Acquire as much data as possible from new data sources, but only to staging (a.k.a. the data lake).
Landing raw data in a staging area (or
data lake) doesn’t cost much in terms of time or storage. Therefore, if you need data from a specific source, it’s best to err on the side of taking more data rather than less while you’re there. However, only the data needed for identified use cases should be processed any further because transforming, integrating, quality checking and so on does require quite a bit of work. And doing this for too many data elements is what blows up the scope of a data delivery project.

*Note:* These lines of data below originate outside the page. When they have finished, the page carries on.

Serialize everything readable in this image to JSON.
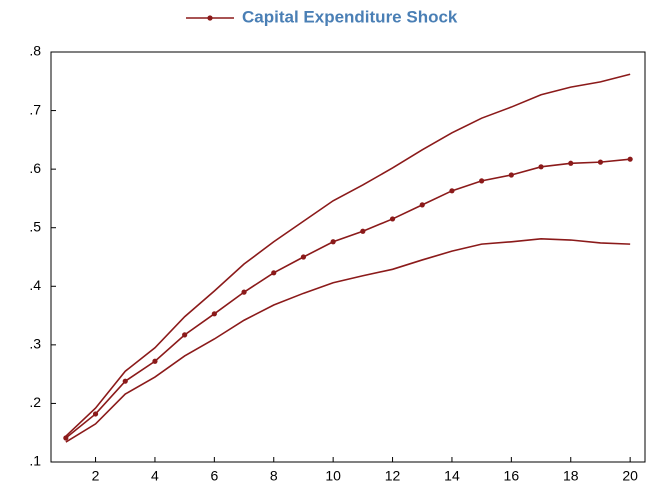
{
  "chart_data": {
    "type": "line",
    "title": "Capital Expenditure Shock",
    "x": [
      1,
      2,
      3,
      4,
      5,
      6,
      7,
      8,
      9,
      10,
      11,
      12,
      13,
      14,
      15,
      16,
      17,
      18,
      19,
      20
    ],
    "xlim": [
      0.5,
      20.5
    ],
    "xticks": [
      2,
      4,
      6,
      8,
      10,
      12,
      14,
      16,
      18,
      20
    ],
    "ylim": [
      0.1,
      0.8
    ],
    "yticks": [
      {
        "value": 0.1,
        "label": ".1"
      },
      {
        "value": 0.2,
        "label": ".2"
      },
      {
        "value": 0.3,
        "label": ".3"
      },
      {
        "value": 0.4,
        "label": ".4"
      },
      {
        "value": 0.5,
        "label": ".5"
      },
      {
        "value": 0.6,
        "label": ".6"
      },
      {
        "value": 0.7,
        "label": ".7"
      },
      {
        "value": 0.8,
        "label": ".8"
      }
    ],
    "series": [
      {
        "name": "Capital Expenditure Shock",
        "color": "#8b1a1a",
        "markers": true,
        "values": [
          0.141,
          0.182,
          0.238,
          0.272,
          0.317,
          0.353,
          0.39,
          0.423,
          0.45,
          0.476,
          0.494,
          0.515,
          0.539,
          0.563,
          0.58,
          0.59,
          0.604,
          0.61,
          0.612,
          0.617
        ]
      },
      {
        "color": "#8b1a1a",
        "markers": false,
        "values": [
          0.144,
          0.192,
          0.255,
          0.295,
          0.348,
          0.392,
          0.438,
          0.476,
          0.511,
          0.546,
          0.573,
          0.602,
          0.633,
          0.662,
          0.687,
          0.706,
          0.727,
          0.74,
          0.749,
          0.762
        ]
      },
      {
        "color": "#8b1a1a",
        "markers": false,
        "values": [
          0.134,
          0.165,
          0.216,
          0.245,
          0.281,
          0.31,
          0.342,
          0.368,
          0.388,
          0.406,
          0.418,
          0.429,
          0.445,
          0.46,
          0.472,
          0.476,
          0.481,
          0.479,
          0.474,
          0.472
        ]
      }
    ]
  }
}
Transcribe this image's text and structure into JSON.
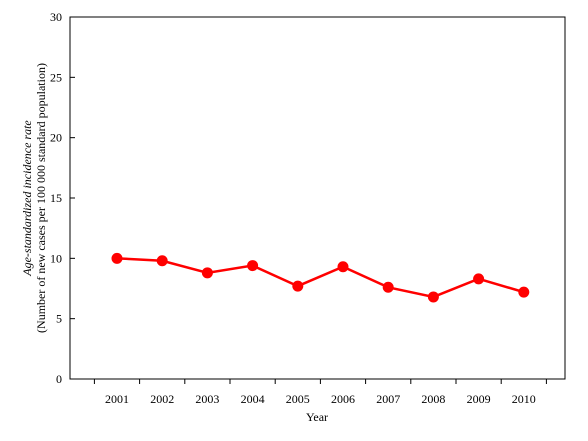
{
  "chart_data": {
    "type": "line",
    "title": "",
    "xlabel": "Year",
    "ylabel_line1": "Age-standardized incidence rate",
    "ylabel_line2": "(Number of new cases per 100 000 standard population)",
    "ylim": [
      0,
      30
    ],
    "yticks": [
      "0",
      "5",
      "10",
      "15",
      "20",
      "25",
      "30"
    ],
    "categories": [
      "2001",
      "2002",
      "2003",
      "2004",
      "2005",
      "2006",
      "2007",
      "2008",
      "2009",
      "2010"
    ],
    "series": [
      {
        "values": [
          10.0,
          9.8,
          8.8,
          9.4,
          7.7,
          9.3,
          7.6,
          6.8,
          8.3,
          7.2
        ]
      }
    ],
    "grid": false,
    "legend": "none",
    "colors": {
      "series": "#ff0000",
      "axis": "#000000"
    }
  }
}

But because you’ve sourced a superset of the data to a staging area, it’s easier to fully integrate additional elements later, as needed, without having to traverse a path to the source again.
Obtain data as close to the original source as possible.
Let’s say you’ve decided to build an enterprise data resource and, understandably, you want to show value as quickly as possible. Further, let’s say the data you need is available in one or more transactional data sources
and in a
data mart connected to those sources. If all the data you need for targeted use cases is available in the data mart, it can be very tempting to source data from there “temporarily.” But what happens when the next use case needs a few more attributes from the same source, or needs the data on a more timely basis? You will be limited to whatever the data mart has to offer. If instead, you go to the original source for the data, you’ll be able to acquire whatever additional data you’ll need in the future, and the timeliness will only be limited by the original system’s proximity to the business process it supports.
Create enterprise data models to outline the integrated vision.
Yes, conceptual data modeling is still a thing. Or at least it should be. Here you allow yourself to go beyond the near-term use cases to communicate the long-term scope of the enterprise data resource, depicted in about 20 to 30 entities, to be further detailed little by little within delivery projects. Care must be taken to keep these efforts within reasonable boundaries. Time boxing and limiting the number of entities helps with this. It doesn’t have to be perfect, it’s just a sketch to gain agreement on where all this is going.
Structure integrated data based on stable business entities.
Creating a logical data model as input into physical database design is also still a great practice, even if it’s been decimated in many organizations. This approach organizes data needs in a way that describes real-life business entities rather than source system structures or isolated target applications. With application-independent, business-oriented models in place, which should be built in detail only for in-scope use cases, the core data structures will be resilient to changes in source systems, support a variety of targets and will allow additional entities to be added much more easily while extending integration project-by-project.
Conclusion
These are just a few admittedly over-simplified examples. So perhaps the most important practice of all is to set both extensibility and targeted use cases as explicit goals for each project.
Documenting and regularly reinforcing these dual goals encourages the entire team to come up with all kinds of ways to accomplish them together.
Just about every team I’ve ever been involved with has a mix of dreamers and pragmatists. The dreamers want to reach the long-term data vision. The pragmatists want to focus on immediate value for applications. For a data strategy to work, you must take both goals equally seriously in every project. But don’t worry, once the goals are out there, the dreamers and the pragmatists will let you know if the pendulum starts to swing too far one way or the other. Make sure to listen.